On May 11, President Trump announced measures that his administration plans to use to bring down the prices of prescription drugs in the US. The strategic actions contained in these measures include expanding access to generic drugs, requiring drug manufacturers to advertise list prices, and forcing foreign governments to pay more through renegotiated trade deals. While the first two methods seem plausible for causing a reduction in drug prices, many are dubious about the last method, as asking other countries to pay more to reduce the price of drugs manufactured in the US seems questionable. Questions have also been asked surrounding whether or not the US healthcare system is responsible for the current prescription drug price crisis in the country. To help answer these questions, a quick review of how the US healthcare system works should prove helpful.
The concept of healthcare has always been simple; it provides patients with access to beneficial, cost-effective treatment regimens. This means putting patients first. However, an analysis of the healthcare system in the US shows that it appears to work in favor of drug manufacturers rather than patients. The US healthcare system involves multiple stakeholders: patients, healthcare providers, and insurers. The basic figure from which the price of a drug is calculated is called the list price.

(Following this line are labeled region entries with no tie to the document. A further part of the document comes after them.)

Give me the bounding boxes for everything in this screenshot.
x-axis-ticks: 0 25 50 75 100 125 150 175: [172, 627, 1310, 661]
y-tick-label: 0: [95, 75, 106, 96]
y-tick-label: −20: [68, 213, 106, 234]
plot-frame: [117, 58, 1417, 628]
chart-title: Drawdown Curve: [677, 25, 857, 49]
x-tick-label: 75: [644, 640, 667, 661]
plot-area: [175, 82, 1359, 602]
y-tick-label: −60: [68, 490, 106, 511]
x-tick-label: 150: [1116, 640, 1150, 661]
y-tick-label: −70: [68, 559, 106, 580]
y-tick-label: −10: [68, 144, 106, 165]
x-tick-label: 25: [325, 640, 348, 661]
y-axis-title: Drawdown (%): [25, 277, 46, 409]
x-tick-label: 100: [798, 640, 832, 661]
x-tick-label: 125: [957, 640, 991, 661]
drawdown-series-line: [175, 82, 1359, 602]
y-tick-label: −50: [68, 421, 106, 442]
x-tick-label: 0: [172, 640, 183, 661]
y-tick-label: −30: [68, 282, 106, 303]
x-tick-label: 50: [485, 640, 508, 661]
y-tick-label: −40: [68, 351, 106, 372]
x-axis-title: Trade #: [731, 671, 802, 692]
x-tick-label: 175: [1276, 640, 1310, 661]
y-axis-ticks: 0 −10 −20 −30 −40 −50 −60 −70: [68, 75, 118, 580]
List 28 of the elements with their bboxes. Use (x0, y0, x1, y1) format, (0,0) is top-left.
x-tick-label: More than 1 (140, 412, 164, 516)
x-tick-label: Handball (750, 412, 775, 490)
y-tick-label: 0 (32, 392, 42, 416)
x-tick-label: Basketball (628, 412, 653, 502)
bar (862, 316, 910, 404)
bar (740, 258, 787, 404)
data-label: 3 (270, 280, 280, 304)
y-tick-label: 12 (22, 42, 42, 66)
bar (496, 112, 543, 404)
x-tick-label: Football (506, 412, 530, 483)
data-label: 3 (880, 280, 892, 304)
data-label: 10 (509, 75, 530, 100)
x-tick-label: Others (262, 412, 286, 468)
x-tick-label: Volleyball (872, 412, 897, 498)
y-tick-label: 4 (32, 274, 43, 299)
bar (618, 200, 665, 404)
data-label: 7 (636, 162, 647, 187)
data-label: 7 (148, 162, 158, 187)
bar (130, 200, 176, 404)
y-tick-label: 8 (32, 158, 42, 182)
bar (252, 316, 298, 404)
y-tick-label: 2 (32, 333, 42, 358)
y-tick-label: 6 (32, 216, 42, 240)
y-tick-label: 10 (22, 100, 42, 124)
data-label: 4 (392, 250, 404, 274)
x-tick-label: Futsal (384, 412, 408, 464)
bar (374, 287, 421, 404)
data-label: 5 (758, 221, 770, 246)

Manufacturers usually consider different factors to help them arrive at a list price, including the cost of the drug’s R&D and, most importantly, the clinical value of the drug. In the US, the list price undergoes further discounts thanks to the role played by pharmacy benefit managers (PBM), wholesaler chains, and insurers. However, because the list price serves as the basis for calculations of other price points, there is a need to scrutinize the base figure in order to understand if the number is an exaggeration or a fair estimation of the development costs of the drug. In the absence of full price transparency, it is probable that the list price of the drug is a major contributing factor for high healthcare costs. As such, questions need to be asked about whether drug companies are hampering patients’ drug access by focusing on high profit margins, thereby influencing the list prices of the drugs.
Having a central purchasing organization negotiate with manufacturers will help to lower drug prices, as has been shown in many European countries. In the UK, for instance, healthcare is publicly funded and the prices for prescription drugs are set through discussions between manufacturers and the government. This means that the government can refuse to pay for a drug when its performance does not indicate favorable analysis in terms of cost or quality of life. In such cases, patients who wish to have access to such treatments may need to do so by traveling abroad where the drug is available and pay for the drug out of pocket.
A pharmacoeconomic analysis of each drug plays an important role in determining drug pricing in European markets. Such purchasing behavior is in sharp contrast to that seen in the US market, where the government does not directly regulate drug prices; this is a major reason why drug prices in countries outside the US are cheaper. Decisions regarding drug prices in European countries are determined by clinical evidence of drug efficacy combined with the power of a central negotiating authority. As such, it seems unfair to ask foreign countries to pay more for drugs made in the US.
Prior to his election, one of President Trump’s proposed policies was to enable the government to directly negotiate drug prices with manufacturers. While this would seem like a good place to start drug pricing reform, no trace of that policy was present in the measures announced last week.